Pourquoi pratiquer le legal design est aujourd’hui incontournable ?
Toutes les trois semaines, une personnalité des sciences humaines est choisie pour donner sa vision de « la part de l’humain » dans la réussite de projets professionnels en lien avec l’actualité économique et juridique.
Cette semaine, Virginie Jubault nous fait part d’une réflexion sur le legal design, tirée d’une interview de Sophie Lapisardi, avocat au barreau de Paris qui pratique le legal design au sein de son cabinet (Lapisardi avocats) et qui forme les professionnels du droit à cette méthode d’innovation (Lexclair).
Qu’est-ce que le legal design ?
Le legal design permet aux professionnels du droit de réinventer leur manière de communiquer et le service apporté à leurs clients internes/externes. Cette démarche est aujourd’hui présentée comme une soft skill incontournable pour les professionnels du droit.
En effet, le legal design est un mode de pensée qui place l’utilisateur (client externe ou interne) au cœur de la démarche afin de trouver des solutions à des situations insatisfaisantes du droit. Et elles ne manquent pas ! Le droit est fondamental dans notre société mais toujours (encore plus ?) complexe et abscons. Or, les praticiens du droit ont été formés à communiquer entre eux, entre juristes. Le client est le grand absent des cursus de droit.
Mais le bât blesse également entre professionnels du droit. Les juges, par exemple, demandent plus de concision dans les écritures contentieuses, si bien que concevoir des écrits éloquents et persuasifs apporte aujourd’hui une vraie valeur ajoutée. D’une manière générale, les professionnels du droit sont confrontés à l’ «infobésité » avec son corollaire : la difficulté de détecter l’information essentielle.
Le legal design est donc une démarche qui permet de communiquer l’information juridique de manière claire, compréhensible, engageante et persuasive.

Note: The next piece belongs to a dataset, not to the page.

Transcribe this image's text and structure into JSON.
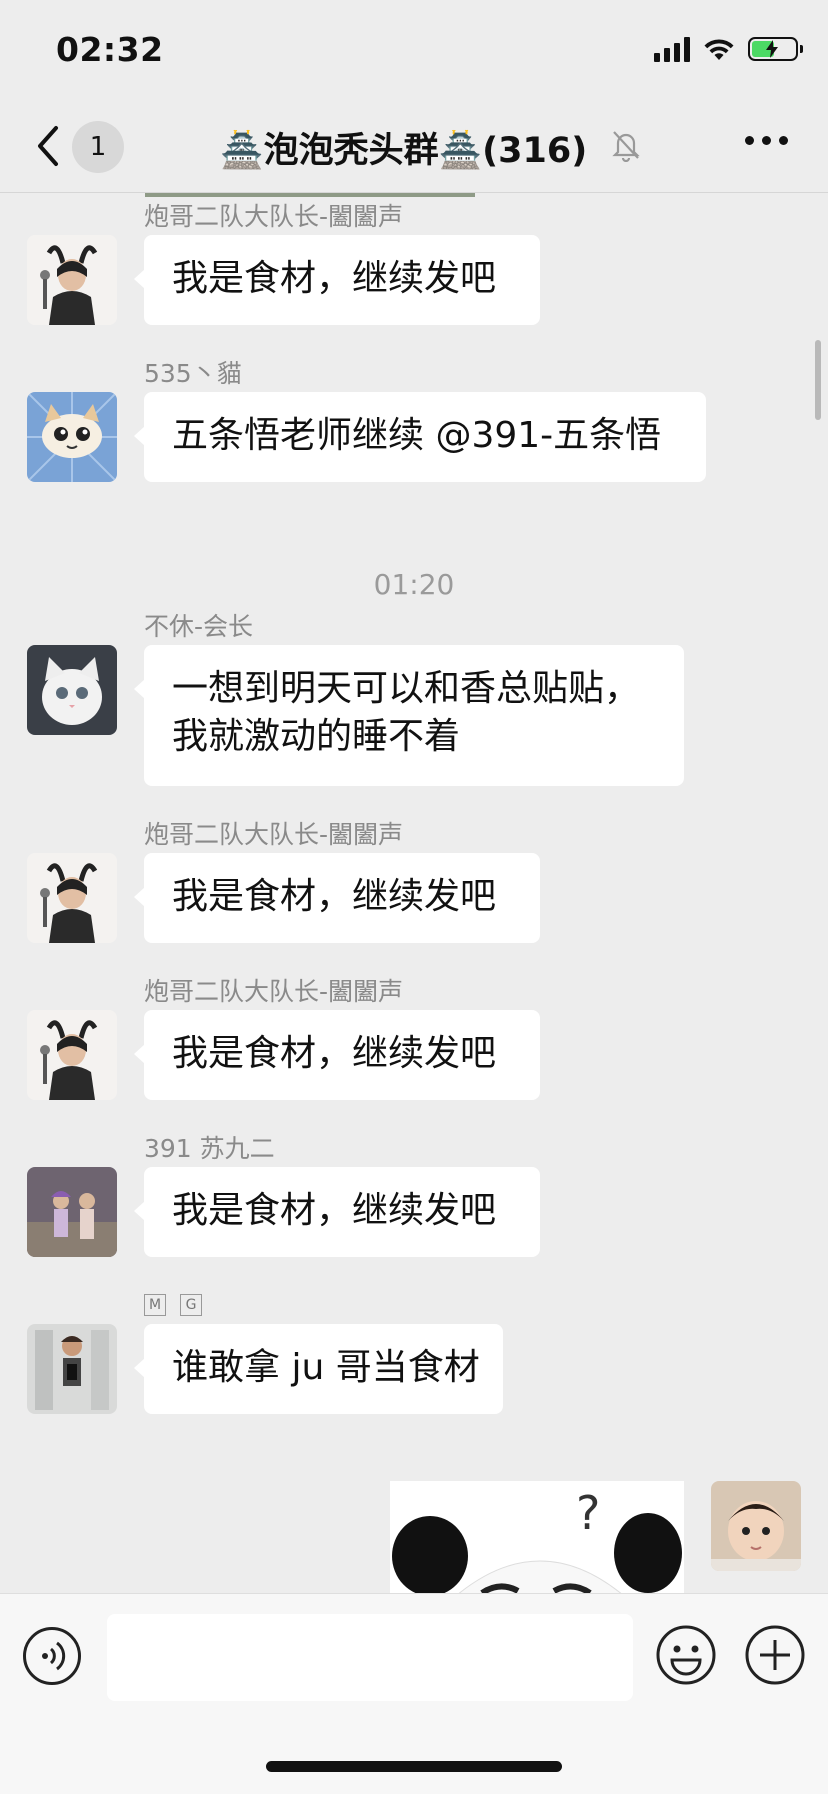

Tous les domaines du droit sont concernés et tous les actes : mail, consultation, note d’information, article, écritures contentieuses, présentation, formation, vidéos…. Naturellement, ces techniques permettent de communiquer, sans perdre en rigueur et en sécurité juridique. C’est d’ailleurs tout le contraire. Car pour ne prendre que cet exemple, un contrat clair est un contrat mieux conçu et plus sûr pour les parties.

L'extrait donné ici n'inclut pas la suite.